In nove all’alba di ieri mattina sono finiti in carcere, un decimo è ancora irreperibile, per associazione per delinquere finalizzata a furti in danno di bancomat, detenzione di porto in luogo pubblico di materiale esplodente, furto aggravato ai danni di bancomat e targhe di autovetture, danneggiamento aggravato degli stabili dove hanno colpito e attentato alla sicurezza dei trasporti.

A finire in manette Pietro e Michele Intenza, padre e figlio, 42 e 20 anni, di Foggia ma residenti a Tortoreto; Luigi De Simone, 58 anni, residente a Orta Nova già in carcere a Vasto; Gabriele De Simone, 33anni, di Cerignola; Massimo Furio, 38 anni, residente a Orta Nova; Giuseppe Pugliese, 40 anni, di Cerignola; Eugenio Cinquepalmi, 30 anni, di Cerignola; Vincenzo Capone, 36 anni, residente a Stornara, e Vincenzo Serra, 33 anni, residente a Barberino di Mugello.

A mettere sulla giusta pista gli investigatori, dopo mesi di assalti, è stato il ritrovamento accanto ad un residuo di bancomat di una lettera con il nome del destinatario, sig. Pietro Intenza, che involontariamente era scivolata dall’auto dei rapinatori. Poi lo scorso ottobre il personale del Norm di Alba ha individuato una Volto V70, parcheggiata in una strada periferica, con la targa anteriore rubata poco prima, nel cui bagagliaio c’era materiale usato per l’assalto ai bancomat: la “marmotta”, ossia un congegno esplosivo; un “ariete” per sfondare gli sportelli, un piede di porco, un passamontagna e dei guanti. Sono state le numerose intercettazioni e i pedinamenti che hanno svelato il resto.

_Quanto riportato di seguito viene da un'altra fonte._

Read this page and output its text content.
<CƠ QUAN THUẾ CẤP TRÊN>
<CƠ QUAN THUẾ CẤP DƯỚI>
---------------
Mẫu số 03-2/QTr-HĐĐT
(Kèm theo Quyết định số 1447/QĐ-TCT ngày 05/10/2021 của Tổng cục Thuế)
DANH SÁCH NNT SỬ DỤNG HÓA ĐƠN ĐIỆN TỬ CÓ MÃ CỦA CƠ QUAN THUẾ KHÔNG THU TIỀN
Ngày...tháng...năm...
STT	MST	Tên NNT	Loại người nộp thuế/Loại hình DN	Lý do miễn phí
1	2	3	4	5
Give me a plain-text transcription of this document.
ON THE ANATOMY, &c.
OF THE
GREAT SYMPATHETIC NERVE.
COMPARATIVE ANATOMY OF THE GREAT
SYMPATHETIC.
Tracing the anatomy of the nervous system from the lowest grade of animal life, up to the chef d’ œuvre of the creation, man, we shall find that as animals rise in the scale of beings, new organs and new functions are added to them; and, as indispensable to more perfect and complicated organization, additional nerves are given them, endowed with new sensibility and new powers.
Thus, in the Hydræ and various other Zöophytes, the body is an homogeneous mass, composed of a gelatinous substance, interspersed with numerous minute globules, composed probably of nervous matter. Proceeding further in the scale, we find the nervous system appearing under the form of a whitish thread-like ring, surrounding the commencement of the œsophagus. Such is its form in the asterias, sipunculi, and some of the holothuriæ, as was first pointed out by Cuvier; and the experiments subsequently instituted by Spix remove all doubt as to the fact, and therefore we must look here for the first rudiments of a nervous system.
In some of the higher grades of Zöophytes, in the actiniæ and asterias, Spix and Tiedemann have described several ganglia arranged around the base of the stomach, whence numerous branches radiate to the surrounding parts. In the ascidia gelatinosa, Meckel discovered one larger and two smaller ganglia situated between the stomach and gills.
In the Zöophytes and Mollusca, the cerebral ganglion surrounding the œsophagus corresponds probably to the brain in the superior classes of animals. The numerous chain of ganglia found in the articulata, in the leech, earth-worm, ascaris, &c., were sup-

Una vera e propria associazione, come spiega il comandante provinciale, il colonnello Giorgio Naselli, dove ciascuno aveva un ruolo specifico. E persino la cassa era comune e doveva servire anche per coprire le spese per i difensori dei detenuti. Nella banda c’era il titolare di un negozio di telefonia di Orta Nuova, che aveva il compito di organizzare e promuovere gli assalti agli sportelli procurando i mezzi di trasporto, i cellulari e le schede, spesso attivate a ridosso dei colpi. Nel teramano, invece, il ruolo di basisti lo avevano padre e figlio, gli Intenza, titolari di un pub in Val Vibrata. Nove sono in tutto gli assalti che vengono contestati alla banda, compresi quelli tentati. Sequestrati, invece, oltre 10 chili di chiodi a tre punte, materiale esplosivo e ieri mattina una pistola Beretta.